Growing the Faith Over One Weekend

The Diocese of Brooklyn held two gatherings last weekend, showcasing the strength of faith within. The first saw Bishop Robert Brennan returning to the Seminary of the Immaculate Conception in Huntington, New York, where he was once a seminarian, to welcome 27 young men for a vocation retreat on Feb. 25.

The second was the Rite of Election, where catechumens, or people who have never been baptized, are making a conscious decision to join the Catholic faith. These men and women of different ages and ethnicities are all striving to join the Mystical Body of Christ — the Church.

In total, there were 381 participants from 75 parishes in Brooklyn and Queens. This is an impressive number of converts to the Catholic Church, but with growing secularism in the U.S., the Church must continue its commitment to expanding its family.

A few months ago, Archbishop José Gomez of Los Angeles warned that U.S. society is moving “hard and fast toward an uncompromising secularism,” adding that “traditional norms and values are being tested like never before.”

Along with secularism, the U.S. is seeing record growth in “deaths of despair” (suicide and drug and alcohol overdose). Mental health challenges are also more prevalent. America needs the Church now more than ever.

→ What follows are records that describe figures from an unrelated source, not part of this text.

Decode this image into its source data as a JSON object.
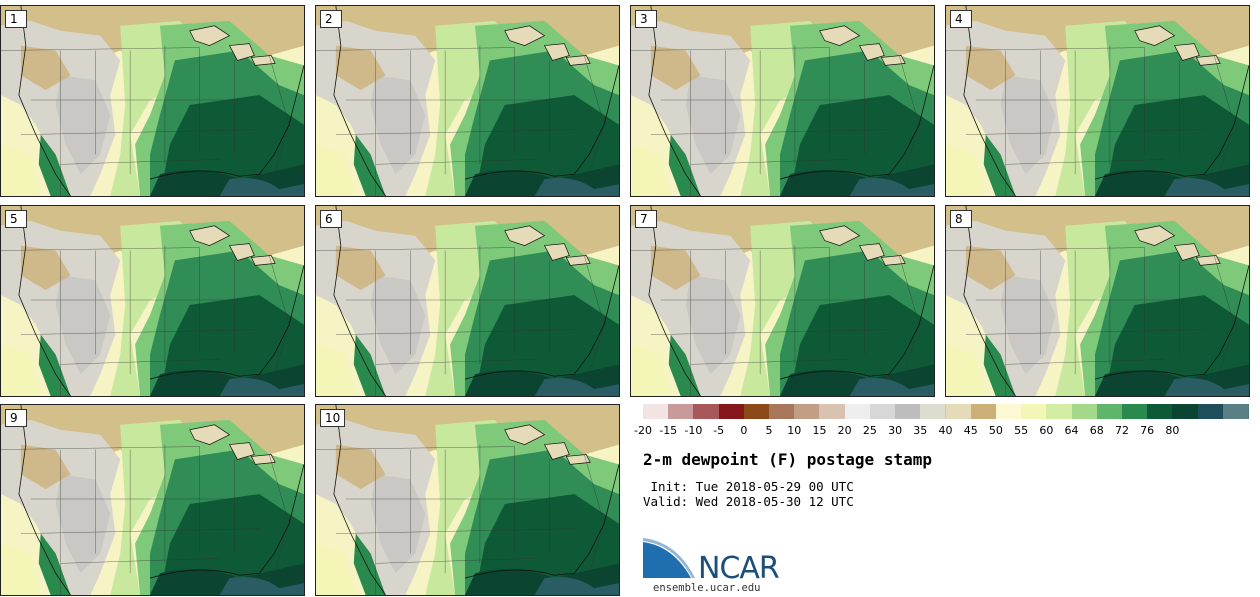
{
  "stamps": [
    {
      "label": "1"
    },
    {
      "label": "2"
    },
    {
      "label": "3"
    },
    {
      "label": "4"
    },
    {
      "label": "5"
    },
    {
      "label": "6"
    },
    {
      "label": "7"
    },
    {
      "label": "8"
    },
    {
      "label": "9"
    },
    {
      "label": "10"
    }
  ],
  "colorbar": {
    "colors": [
      "#f2e4e2",
      "#c99a9a",
      "#a85858",
      "#86171b",
      "#8c4a1a",
      "#a8765a",
      "#c29e86",
      "#d9c2b0",
      "#eeeeee",
      "#d7d7d7",
      "#bdbdbd",
      "#dcdccf",
      "#e6dbb8",
      "#cbb07a",
      "#fbf8d2",
      "#f4f6b8",
      "#d4eda4",
      "#a4d88a",
      "#5fb66a",
      "#2a8a4e",
      "#0f5a36",
      "#0b4431",
      "#1f4e5a",
      "#5a8086"
    ],
    "ticks": [
      "-20",
      "-15",
      "-10",
      "-5",
      "0",
      "5",
      "10",
      "15",
      "20",
      "25",
      "30",
      "35",
      "40",
      "45",
      "50",
      "55",
      "60",
      "64",
      "68",
      "72",
      "76",
      "80"
    ]
  },
  "title": "2-m dewpoint (F) postage stamp",
  "init_line": " Init: Tue 2018-05-29 00 UTC",
  "valid_line": "Valid: Wed 2018-05-30 12 UTC",
  "logo_text": "NCAR",
  "site": "ensemble.ucar.edu"
}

One of the participants in the Rite of Election noted that she “was going through a difficult time with a lot of anxiety and a lot of panic.” She said her mother “saw me suffering and told me, ‘Try going to church. Just try.’ ” 

She did. And now, she’s one step away from being baptized. Archbishop Gomez noted that “the vast majority of our neighbors still believe in God. Tens upon tens of millions of Catholics still serve God every day, and we are making a beautiful difference in the life of this country.

Our Catholic people are teachers and healers, seekers of justice and peace. “We are serving the poor and vulnerable, raising up men and women of virtue, building strong communities

and families.”  These actions are one main reason non-Catholics are drawn to the Church. The Rite of Election signals the official change in status for the participants who go from being catechumens to being “elected.” 

At the Easter Vigil, the catechumens will be received into the Catholic Church and participate in the sacraments of baptism, confirmation, and Eucharist. We as a faith community must pray for and give a good example to the catechumens so that the Catholic community can continue to expand.

The two services — one at the Basilica of Our Lady of Perpetual Help in Sunset Park, Brooklyn, and the other at Immaculate Conception Center in Douglaston, Queens — over which Bishop Brennan presided, have now put hundreds of people closer to the Church.

In the words spoken by Bishop Brennan, it was “a very joyous celebration. The family is growing.”